Having been introduced to the writings of Abraham Kuyper as a young Christian, I have been blessed over the years as I struggled through the English translations of some of those writings. One of the best devotional books, which I use often, Near Unto God, by Abraham Kuyper, is updated and edited by James Schaap, continues to bless and challenge me. Schaap did an outstanding job of bringing Kuyper’s original work, which I have in my library, into the later part of the 20th century. What he did for that book is what Richard Mouw has done with the life and works of Abraham Kuyper in general in this little volume.
My desire is that every PCA pastor, even every Christian, could have a copy of this book to read, study, and meditate on. Sadly, for some Kuyper is unknown. For others, there is only a piecemeal understanding of him and his works. Then, there are a lesser number who try to leave him in the context in which he wrote without knowing how to follow Schaap’s lead and bring him into the 21st century.
If I had the money I would give a copy of this book to every preacher, teacher, and leader in the church. That is how highly I regard it. If the church ever needed to understand and apply the Kuyperian perspective on all of life, it is today. Kuyper is the man, if you remember, who coined the phrase, “There is not a square inch in the whole domain of our human existence over which Christ, who is sovereign over all, does not cry, “Mine!” As Mouw states so clearly, Kuyper was a man who insisted, “when God saves us, he incorporates us into a community, the people of God. And this community, in turn, is called to serve God’s goals in the larger world. In the life of the church we worship a sovereign God, but that God then commands us to be active witnesses in our daily lives to God’s rule over all things.”
Mouw hits the target when he says that for Kuyper, “every Christian is called to be an agent of the Kingdom of Jesus Christ, wherever they are called by God to serve.” You recognize already in these brief but powerful words, that Kuyper holds to the one kingdom idea and that the church is a part but not the whole of that kingdom. For Kuyper, God cares deeply for the church but also for the culture and its development. He continually emphasized this and the realization that God gave us instructions in his Word, how to live first in the garden of Eden and then, after the fall into sin transpired, in the world.
As you read Kuyper you quickly realize he underscores that within the kingdom, God has given two basic commissions: one is called the “cultural mandates”–to claim all things for God and His glory, found in the opening of Genesis and later restated after the flood of Noah’s day, and the “great commission” mandate to make disciples. The fall does not take man out of the world, but requires that as new creatures in Christ that he go into the world.
In this little volume, you find not only a brief biographical sketch of Kuyper’s life, but Kuyper’s biblically reformed philosophy and theology, as they permeate the whole of life. First a pastor, then a statesman, a journalist, and an educator, having founded the University of Amsterdam: that was Abraham Kuyper.
As a young Christian, having majored in philosophy in college, when I found some of the writings of Kuyper, I found something that put together all those things that were like “hanging chads” in my thinking and theology. Along with the writings of Cornelius VanTil and Francis Schaeffer, I began to develop a biblically reformed world and life view. Kuyper’s influence was strategic in my pilgrimage.
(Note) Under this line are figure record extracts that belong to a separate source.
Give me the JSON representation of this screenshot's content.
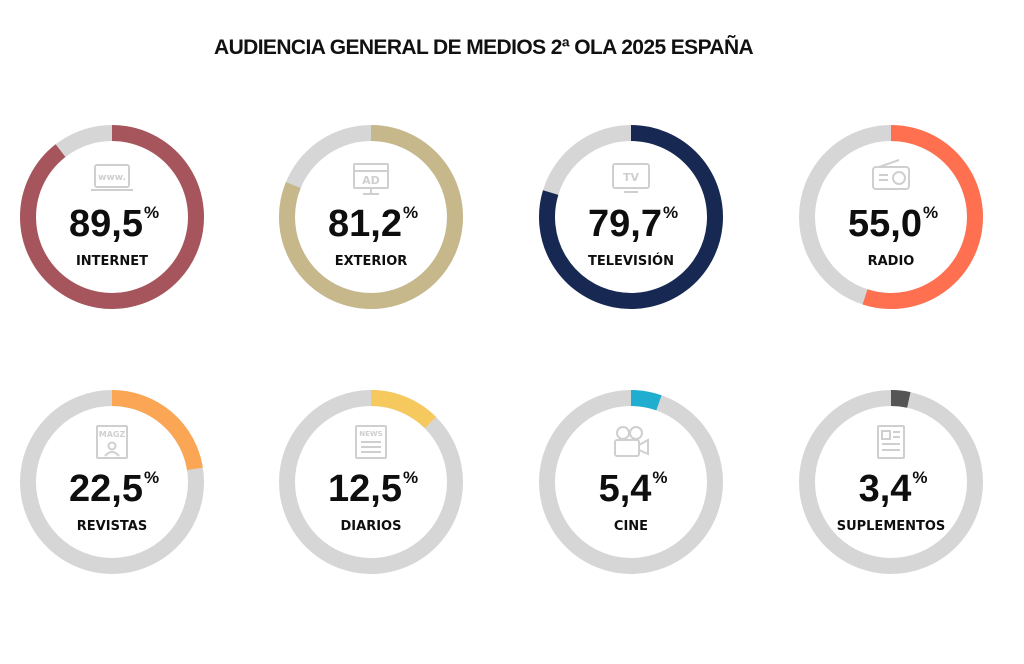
{
  "title": "AUDIENCIA GENERAL DE MEDIOS 2ª OLA 2025 ESPAÑA",
  "chart_data": {
    "type": "donut",
    "title": "AUDIENCIA GENERAL DE MEDIOS 2ª OLA 2025 ESPAÑA",
    "unit": "%",
    "max": 100,
    "track_color": "#d6d6d6",
    "items": [
      {
        "label": "INTERNET",
        "value": 89.5,
        "display": "89,5",
        "unit": "%",
        "color": "#a6555c",
        "icon": "browser-www-icon"
      },
      {
        "label": "EXTERIOR",
        "value": 81.2,
        "display": "81,2",
        "unit": "%",
        "color": "#c7b88c",
        "icon": "billboard-ad-icon"
      },
      {
        "label": "TELEVISIÓN",
        "value": 79.7,
        "display": "79,7",
        "unit": "%",
        "color": "#172852",
        "icon": "tv-icon"
      },
      {
        "label": "RADIO",
        "value": 55.0,
        "display": "55,0",
        "unit": "%",
        "color": "#ff7050",
        "icon": "radio-icon"
      },
      {
        "label": "REVISTAS",
        "value": 22.5,
        "display": "22,5",
        "unit": "%",
        "color": "#fba655",
        "icon": "magazine-icon"
      },
      {
        "label": "DIARIOS",
        "value": 12.5,
        "display": "12,5",
        "unit": "%",
        "color": "#f6c95f",
        "icon": "newspaper-icon"
      },
      {
        "label": "CINE",
        "value": 5.4,
        "display": "5,4",
        "unit": "%",
        "color": "#1faecf",
        "icon": "movie-camera-icon"
      },
      {
        "label": "SUPLEMENTOS",
        "value": 3.4,
        "display": "3,4",
        "unit": "%",
        "color": "#555555",
        "icon": "supplement-icon"
      }
    ]
  }
}
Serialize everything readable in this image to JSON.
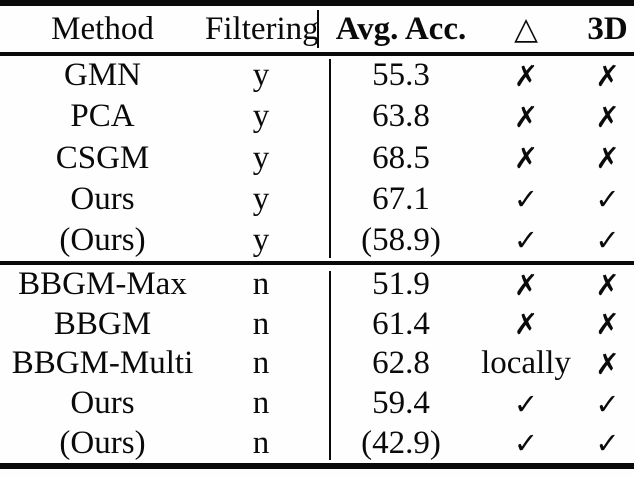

Mouw, in a masterful way, summarizes the gift of Kuyperian thinking. You find things such as “sphere sovereignty,” the role of church and state, the role of government and politics, a Christian view of life in its totality, and the impact of the theology and philosophy of John Calvin, not only on him, but on western civilization as well.Mouw is to be commended for connecting Kuyper with another great Dutch Reformed theologian, Herman Bavinck. Like a dynamic duo, they made their impact with a view of Calvinism that was all inclusive.
When Kuyper came to lecture at Princeton in the 1920’s and gave his famous Lectures on Calvinism, showing the one kingdom view and the totality of a Christian world and life view, many came to see Christianity in its wider kingdom perspective and not as something simply belonging inside the church. Not only did Kuyper emphasize bringing people into the redemptive community of the church, but training them and sending them out into the broader Kingdom of God.
Another thing that I appreciate about this little book is that while Mouw is definitely a disciple of Kuyper, he is not oblivious to those areas where Kuyper needs to be, to use a new word I learned from this reading, “aggiornamento” brought and Mouw does not hesitate at that point. Space does not permit dealing with those areas. Hopefully you will read the book. In spite of what some have thought or written, Kuyper was a man filled with the desire to be near unto God and a man under the cross. That is how God has used him so mightily in our western Christian world. And, for people with either a two kingdom view or those without any kingdom perspective, Mouw concludes (and I agree), in speaking about “churches under the cross, that is a good image for our own service today: Christians must care deeply about culture, and they must recognize that true cultural obedience to their Lord has to take place under the cross,”(page 136). The truth is that Christ is the Lord who rules over all things and all peoples.
I cannot recommend this book too strongly. It will strengthen, broaden, and help to equip you with a world and life view and with a kingdom of God perspective. By the way, it is a good book to use in a small group setting. Much fruit will grow from that tree.